Auf der Elbinsel entwickelt sich eine Fashion-Szene. Junge Kreative arbeiten in winzigen Ateliers. Oder gern auch mal im eigenen Wohnzimmer.

Wilhelmsburg. Schneidereien, Strickereien und kleine T-Shirt-Boutiquen wie im Hamburger Karolinenviertel oder in Berlin-Neukölln reihen sich in Wilhelmsburg zwar noch nicht aneinander. Aber es gibt sie: Junge Modeschöpfer, die auf der Elbinsel in winzigen Ateliers und in ihren Wohnungen eigene Kollektionen entwerfen. Man findet sie in virtuellen Läden in Internet - oder auf Märkten im Stadtteil. "Mit Liebe gemacht" ist ein Markt für Handgemachtes in der Honigfabrik, den Eva-Lena Fandree mit Erfolg organisiert. Dort traf das Abendblatt am Sonnabend drei junge Modedesignerinnen, die für das Siegel stehen: "Made in Wilhelmsburg".

16 Quadratmeter ist das Atelier an der Witternstraße in Wilhelmsburg klein. Hier hat das Label "rara" seien Sitz. "Rara", das ist die Diplom-Modedesignerin Raphaela Renner. Die 34-Jährige hat am Modecampus an der Hamburger Armgartstraße studiert und entwirft heute Damenmode. Nicht irgendeine, sondern "conscious couture", wie es auf ihrer Visitenkarte steht. Das bedeutet wörtlich übersetzt bewusste Schneiderei.

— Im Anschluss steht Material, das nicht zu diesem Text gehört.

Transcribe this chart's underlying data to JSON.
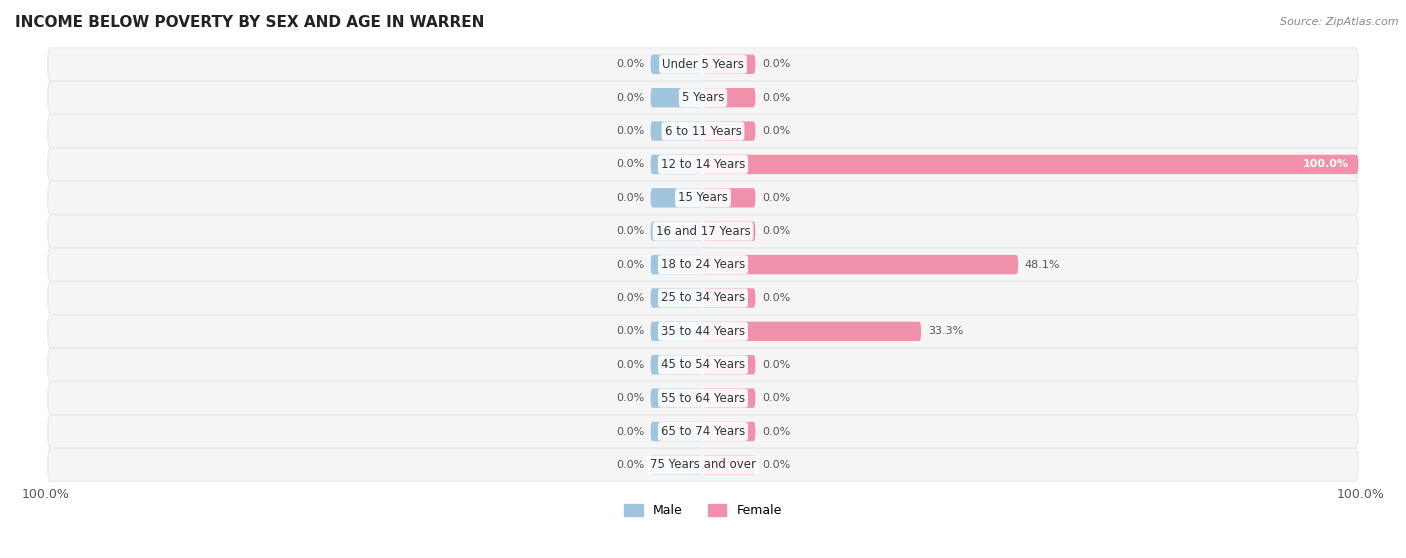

"Conscious couture" ist kein Modestil, sondern eine Philosophie. Es ist Raphaela Renners Statement gegen menschenunwürdige Produktionsbedingungen in der Modebranche, gegen Kinderarbeit, gegen giftige Farben. Die Bekleidungsindustrie, sagt die unabhängige Designerin, sei eine der menschenverachtendsten Branchen überhaupt. Raphaela Renner verarbeitet deshalb Bio-Stoffe nach dem Global Organic Textile Standard.

Mit den ökologischen und sozialen Anforderungen sind modische Abstriche verbunden. Ein tiefes Schwarz gebe es noch nicht, sagt sie, aber es sei in der Entwicklung. Raphaela Renners Kleider sind von eleganter Schlichtheit mit verspielten Details. "Viel Drapiertes, Avantgarde", beschreibt sie ihren Stil. Doch nicht alles, was Raphaela Renner produziert, ist Bio. Up-Cycling nennt sie das, wenn sie Restposten aufkauft und Neues daraus schafft. Etwa mit der Knopfsammlung einer alten Dame, die sie erworben hat.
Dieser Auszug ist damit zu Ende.